Film Review: Marty
Background
In 1955, Delbert Mann released the romantic drama film Marty based upon an expansion of screenwriter Paddy Chayefsky’s 1953 teleplay of the same name. Starring Ernest Borgnine, Betsy Blair, Esther Miniciotti, Augusta Ciolli, Joe Mantell, Karen Steele, Jerry Paris, and Frank Sutton, the film grossed $3.5 million at the box office. Winner of the Palme D’Or at the Cannes Film Festival, it also won the Academy Awards for Best Motion Picture, Best Director, Best Actor, Best Writing, and Adapted Screenplay. It was also nominated for the awards for Best Supporting Actor, Best Supporting Actress, Best Art Direction – Set Decoration, Black-and-White, and Best Cinematography, Black-and-White.
Synopsis
Marty Pilletti is a butcher who still lives with his mother at age 35 and has resigned himself to a life of bachelorhood as his siblings all have families of their own. However, everything changes when he meets a schoolteacher named Clara who also believes that she’ll never find love. But the two of them soon find happiness through each other.
Review
Though it’s a great film that beat out a lot of other good films to win Best Picture, Marty is another one of those films that really dates itself culturally. This time, it’s done so through the societal expectations of the time, namely in how Marty is still living with his mother and unmarried when he’s over the age of 30. Though these days it’s pretty common to still be single and/or live with parents at that age, back in those days, the way a person was viewed who did so depended on their gender. For men, like Marty, they were either thought to be strange and awkward mother’s boys or suspected of being a homosexual. The former is actually seen in Marty’s aunt who warns his mother that his romance will cause Marty to abandon her. Similarly, like Marty’s aunt, women at that time were considered old maids who had completely lost any chances of finding someone with whom to settle down and were looked down upon. Usually this caused a lot of bitterness, which can be seen in Marty’s aunt. So it’s quite interesting that a positive film that showed people who were that old were bucking the societal norms and finding each other at such a late stage in life.
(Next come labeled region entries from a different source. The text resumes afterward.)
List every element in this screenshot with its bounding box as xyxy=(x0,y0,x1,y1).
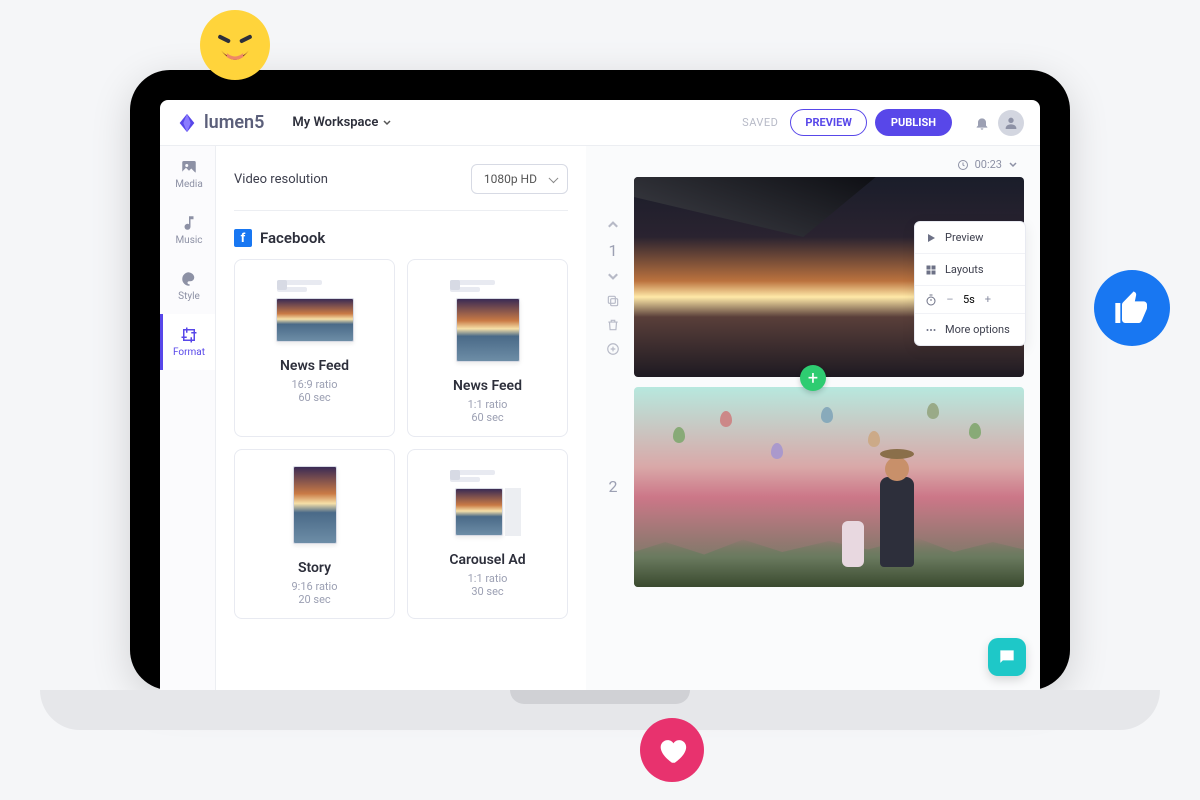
format-card-newsfeed-169[interactable]: News Feed 16:9 ratio 60 sec xyxy=(234,259,395,437)
workspace-dropdown[interactable]: My Workspace xyxy=(292,115,392,130)
menu-label: Preview xyxy=(945,231,983,244)
add-circle-icon[interactable] xyxy=(606,342,620,356)
resolution-value: 1080p HD xyxy=(484,172,537,186)
scene-controls: 1 xyxy=(602,177,624,377)
image-icon xyxy=(180,158,198,176)
format-ratio: 1:1 ratio xyxy=(468,398,508,411)
bell-icon xyxy=(974,115,990,131)
facebook-icon: f xyxy=(234,229,252,247)
rail-item-format[interactable]: Format xyxy=(160,314,215,370)
copy-icon[interactable] xyxy=(606,294,620,308)
scene-row: 2 xyxy=(602,387,1024,587)
format-card-newsfeed-11[interactable]: News Feed 1:1 ratio 60 sec xyxy=(407,259,568,437)
total-duration-value: 00:23 xyxy=(975,158,1002,171)
format-title: Carousel Ad xyxy=(449,552,525,568)
total-duration-row[interactable]: 00:23 xyxy=(602,156,1024,177)
user-icon xyxy=(1003,115,1019,131)
workspace-label: My Workspace xyxy=(292,115,378,130)
format-card-carousel[interactable]: Carousel Ad 1:1 ratio 30 sec xyxy=(407,449,568,619)
format-duration: 30 sec xyxy=(471,585,503,598)
format-title: News Feed xyxy=(453,378,522,394)
laptop-base xyxy=(40,690,1160,730)
chevron-up-icon[interactable] xyxy=(606,217,620,231)
preview-button[interactable]: PREVIEW xyxy=(790,109,867,136)
trash-icon[interactable] xyxy=(606,318,620,332)
heart-emoji-badge xyxy=(640,718,704,782)
top-bar: lumen5 My Workspace SAVED PREVIEW PUBLIS… xyxy=(160,100,1040,146)
logo-icon xyxy=(176,112,198,134)
chat-icon xyxy=(997,647,1017,667)
support-chat-button[interactable] xyxy=(988,638,1026,676)
format-duration: 60 sec xyxy=(298,391,330,404)
laugh-emoji-badge xyxy=(200,10,270,80)
brand-logo[interactable]: lumen5 xyxy=(176,112,264,134)
resolution-label: Video resolution xyxy=(234,172,328,187)
duration-increase[interactable]: + xyxy=(981,293,995,306)
scene-image[interactable] xyxy=(634,387,1024,587)
format-thumbnail xyxy=(444,276,532,362)
stopwatch-icon xyxy=(925,294,937,306)
format-duration: 60 sec xyxy=(471,411,503,424)
add-scene-button[interactable]: + xyxy=(800,365,826,391)
rail-label: Music xyxy=(175,235,202,246)
format-ratio: 16:9 ratio xyxy=(292,378,338,391)
format-title: Story xyxy=(298,560,331,576)
like-emoji-badge xyxy=(1094,270,1170,346)
notifications-button[interactable] xyxy=(970,111,994,135)
format-ratio: 1:1 ratio xyxy=(468,572,508,585)
format-title: News Feed xyxy=(280,358,349,374)
laptop-frame: lumen5 My Workspace SAVED PREVIEW PUBLIS… xyxy=(130,70,1070,690)
menu-preview[interactable]: Preview xyxy=(915,222,1025,254)
side-rail: Media Music Style Format xyxy=(160,146,216,690)
publish-button[interactable]: PUBLISH xyxy=(875,109,952,136)
scene-row: 1 Preview xyxy=(602,177,1024,377)
menu-layouts[interactable]: Layouts xyxy=(915,254,1025,286)
platform-heading: f Facebook xyxy=(234,229,568,247)
app-window: lumen5 My Workspace SAVED PREVIEW PUBLIS… xyxy=(160,100,1040,690)
resolution-select[interactable]: 1080p HD xyxy=(471,164,568,194)
format-thumbnail xyxy=(444,466,532,536)
user-avatar[interactable] xyxy=(998,110,1024,136)
menu-label: More options xyxy=(945,323,1010,336)
rail-label: Media xyxy=(175,179,203,190)
resolution-row: Video resolution 1080p HD xyxy=(234,160,568,211)
palette-icon xyxy=(180,270,198,288)
duration-decrease[interactable]: – xyxy=(943,293,957,306)
duration-value: 5s xyxy=(963,293,975,306)
chevron-down-icon xyxy=(382,118,392,128)
format-panel: Video resolution 1080p HD f Facebook xyxy=(216,146,586,690)
grid-icon xyxy=(925,264,937,276)
save-status: SAVED xyxy=(742,116,778,129)
format-thumbnail xyxy=(271,276,359,342)
format-thumbnail xyxy=(271,466,359,544)
scene-context-menu: Preview Layouts – 5s + xyxy=(914,221,1026,346)
dots-icon xyxy=(925,324,937,336)
scene-number: 1 xyxy=(609,241,618,260)
brand-name: lumen5 xyxy=(204,112,264,133)
menu-duration: – 5s + xyxy=(915,286,1025,314)
platform-name: Facebook xyxy=(260,229,325,247)
play-icon xyxy=(925,232,937,244)
rail-item-style[interactable]: Style xyxy=(160,258,215,314)
scene-number: 2 xyxy=(609,427,618,496)
format-duration: 20 sec xyxy=(298,593,330,606)
rail-item-media[interactable]: Media xyxy=(160,146,215,202)
scene-controls: 2 xyxy=(602,387,624,587)
crop-icon xyxy=(180,326,198,344)
chevron-down-icon[interactable] xyxy=(606,270,620,284)
rail-label: Style xyxy=(178,291,200,302)
storyboard-canvas: 00:23 1 xyxy=(586,146,1040,690)
menu-label: Layouts xyxy=(945,263,984,276)
rail-item-music[interactable]: Music xyxy=(160,202,215,258)
rail-label: Format xyxy=(173,347,205,358)
clock-icon xyxy=(957,159,969,171)
menu-more-options[interactable]: More options xyxy=(915,314,1025,345)
music-icon xyxy=(180,214,198,232)
chevron-down-icon xyxy=(1008,160,1018,170)
format-ratio: 9:16 ratio xyxy=(292,580,338,593)
format-card-story[interactable]: Story 9:16 ratio 20 sec xyxy=(234,449,395,619)
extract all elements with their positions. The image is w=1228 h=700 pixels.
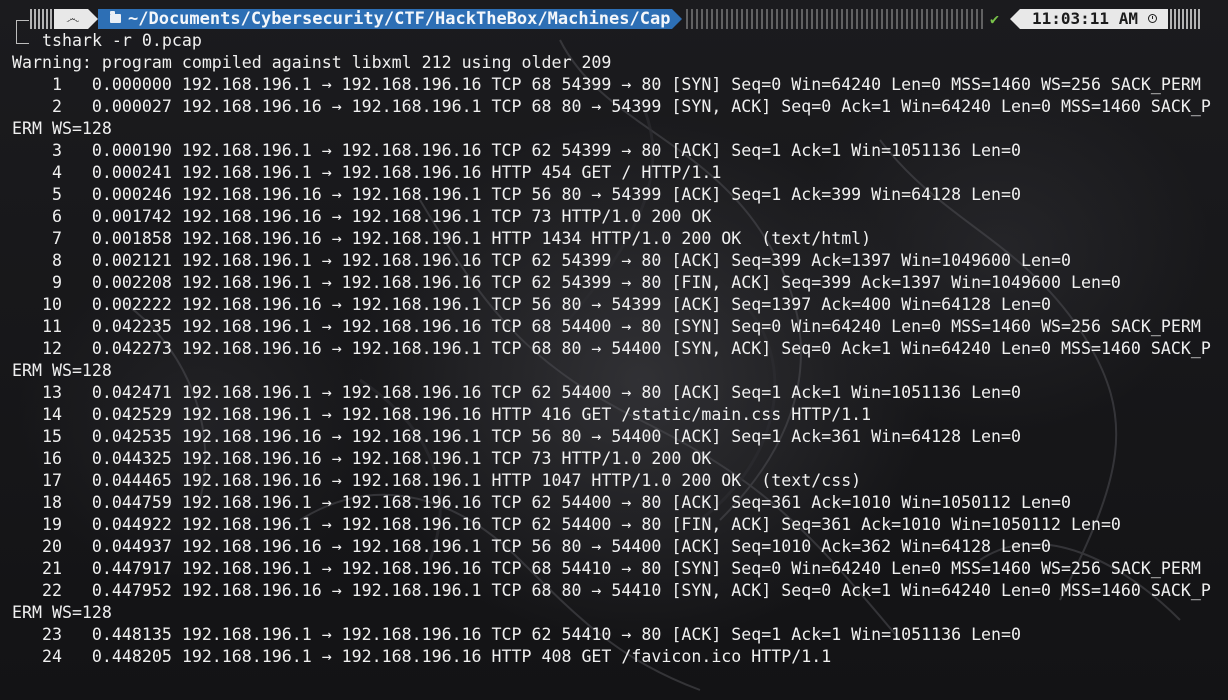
output-line: 11 0.042235 192.168.196.1 → 192.168.196.…	[12, 317, 1201, 336]
output-line: 24 0.448205 192.168.196.1 → 192.168.196.…	[12, 647, 832, 666]
output-line: 10 0.002222 192.168.196.16 → 192.168.196…	[12, 295, 1051, 314]
output-line: 22 0.447952 192.168.196.16 → 192.168.196…	[12, 581, 1211, 600]
time-segment-separator	[1010, 9, 1020, 29]
output-line: ERM WS=128	[12, 361, 112, 380]
prompt-filler-dots	[686, 9, 986, 29]
warning-line: Warning: program compiled against libxml…	[12, 53, 612, 72]
output-line: 6 0.001742 192.168.196.16 → 192.168.196.…	[12, 207, 712, 226]
current-path: ~/Documents/Cybersecurity/CTF/HackTheBox…	[128, 9, 671, 29]
output-line: 21 0.447917 192.168.196.1 → 192.168.196.…	[12, 559, 1201, 578]
os-segment-separator	[88, 9, 98, 29]
debian-icon: ෴	[66, 11, 80, 27]
output-line: 17 0.044465 192.168.196.16 → 192.168.196…	[12, 471, 862, 490]
output-line: 7 0.001858 192.168.196.16 → 192.168.196.…	[12, 229, 872, 248]
folder-icon	[110, 11, 121, 23]
command-line[interactable]: tshark -r 0.pcap	[42, 30, 202, 52]
output-line: 19 0.044922 192.168.196.1 → 192.168.196.…	[12, 515, 1121, 534]
output-line: 1 0.000000 192.168.196.1 → 192.168.196.1…	[12, 75, 1201, 94]
check-icon: ✔	[990, 10, 1000, 28]
output-line: 2 0.000027 192.168.196.16 → 192.168.196.…	[12, 97, 1211, 116]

In fact, Marty being able to find love at that age during that time was also a thing of envy to his friends who are constantly seen trying to hang on to their diminishing youth. Throughout the film, they’re seen constantly asking each other what they want to do that night, showing that they’re stuck in a rut with really nothing to hold onto but said fleeting youth. What they actually are is in denial, considering they think what they’re holding onto won’t slip away, which is the most likely reason that they decided to make fun of Clara and Marty’s romance with her.
This is what drives Marty’s whole character arc in general. In the beginning, he’s like his friends who don’t really care about how single they are and are just trying to find something to do every night in order to convince themselves that they’re not really getting that old. But after enough pestering from the old ladies buying meat in his shop, he actually decides he’s had enough and realizes he’s not getting any younger and goes dancing, where he finally connects with Clara and the two spend an entire evening together getting to know each other. But initially, he’s seen as actually caring what his friends think due to him being forced back into the same rut when they make fun of him. But his realization that since she makes him happy and he likes her, helps him to understand that he shouldn’t care what anybody else thinks. This includes his aunt and, in a very satisfying call back to earlier in the film, Marty chides her for still being single.
The end of the film also ends on a well-done open-ended note, where he walks into a phone booth and calls Clara. Though it’s implied that they’re going to permanently end up together, it isn’t directly stated and wonderfully demonstrates that no romance ever has a definite end result.